Read these through test taking strategies before you take a state licensing exam.
- Don’t be a careless reader. Ensure that you understand what each question says, and not what you think it says.
- Be particularly careful of negative questions. Read the stem of the question before considering each answer to ensure accuracy.
- Do not base your answers solely on common sense. Use your real estate knowledge to answer the questions.
- Look out for qualifying or limiting words that could affect your answer. They include “may,” “must,” “all,” “always,” “except,” and others.
- Look out for name or title substitutions of equal meaning. One example: calling “a lender” as “an investor.”
- Look out for words with similar spellings. One example: “demise” vs. “devise.”
- Always choose the best of the available answers, and make sure the whole answer is true. If most of an answer is true, but a small portion is not true, the whole answer is not true.
- Read the stem of a question at least two times before reading the offered answers. Be sure you fully understand the stem before choosing an answer.
- Write important words or phrases on the paper provided by the test center. This adds mental emphasis to important points … and slows you down.
- Do not speed read. Read and analyze individual words in the same way a lawyer would read and analyze a contract.
- Make sure you have clarified and defined, in your own mind, any real estate terms used in the stem before going to the answers.
- For any terms that end in “ee” and “or” – for example, a “lessee” and a “lessor,” or an “obligee” and “obligor” – substitute conversational English meanings. Remember that the “or” gives documents or paperwork to the “ee” during the course of a transaction.

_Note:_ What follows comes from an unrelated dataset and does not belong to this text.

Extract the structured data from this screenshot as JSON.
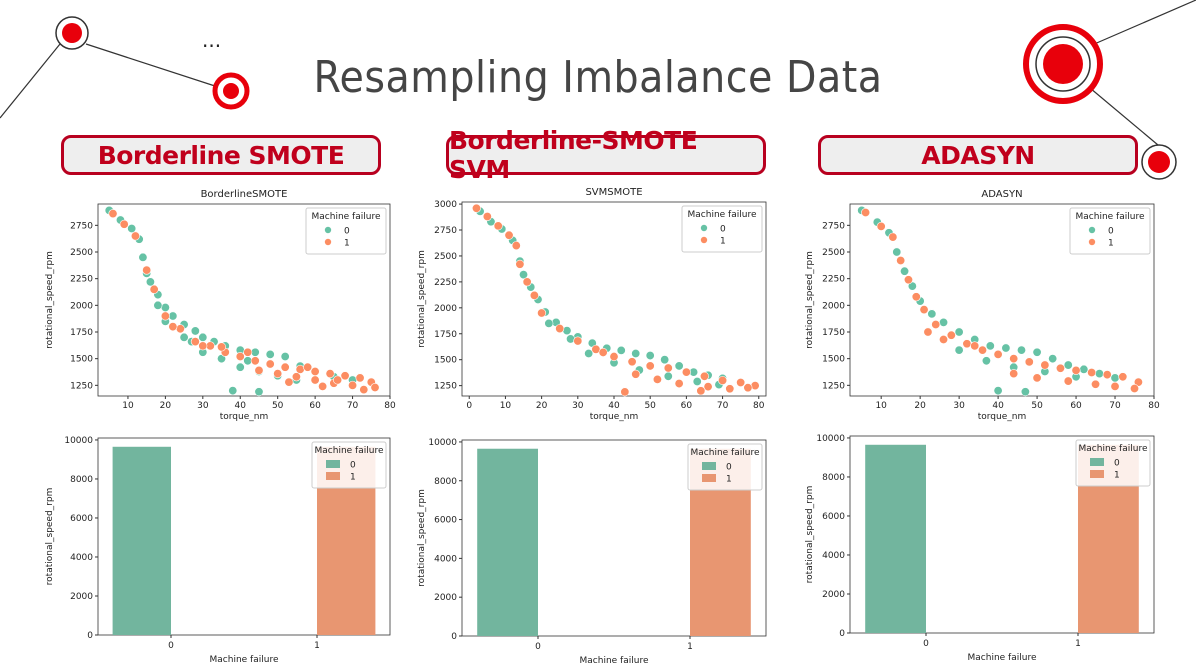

- If possible, formulate your own answer before reading the answers provided. Don’t allow the answers to help you interpret the stem of the question.
- Write a note for each possible answer to help you make your final decision. Your note may only say “T” for “true” or “NT” for “not true.”
- Eliminate obviously incorrect answers. If an unfamiliar term or concept is used in a remaining answer, eliminate that answer too.
- If the correct answer still is not apparent, answer the question with your first impression. Then mark the question for later review.
- Avoid changing answers on a whim. Change answers only if you have a valid reason. If your are unsure of an answer, indicating your first impression will generally result in more correct answers.
- If you don’t have a clue on the correct answer … guess! There is no penalty for guessing, and your odds for guessing an answer that’s correct are significantly better than leaving the question unanswered.
- Don’t allow a few isolated questions to rattle or upset you. Every exam has several “klinkers.” Remember, you don’t need a score of 100 to pass.
- If you are particularly nervous, complete the easy questions first. They usually will take less time, and help eliminate anxiety due to time pressures.
- Schedule occasional breaks for yourself to “recharge your batteries.” You will return more refreshed and reduce the number of “dumb mistakes” due to fatigue.
- Ignore others in the room. Some will leave early because they are ill-prepared. Some will shuffle about or moan about what they don’t know. Leave their problems to them. Concentrate on YOUR success.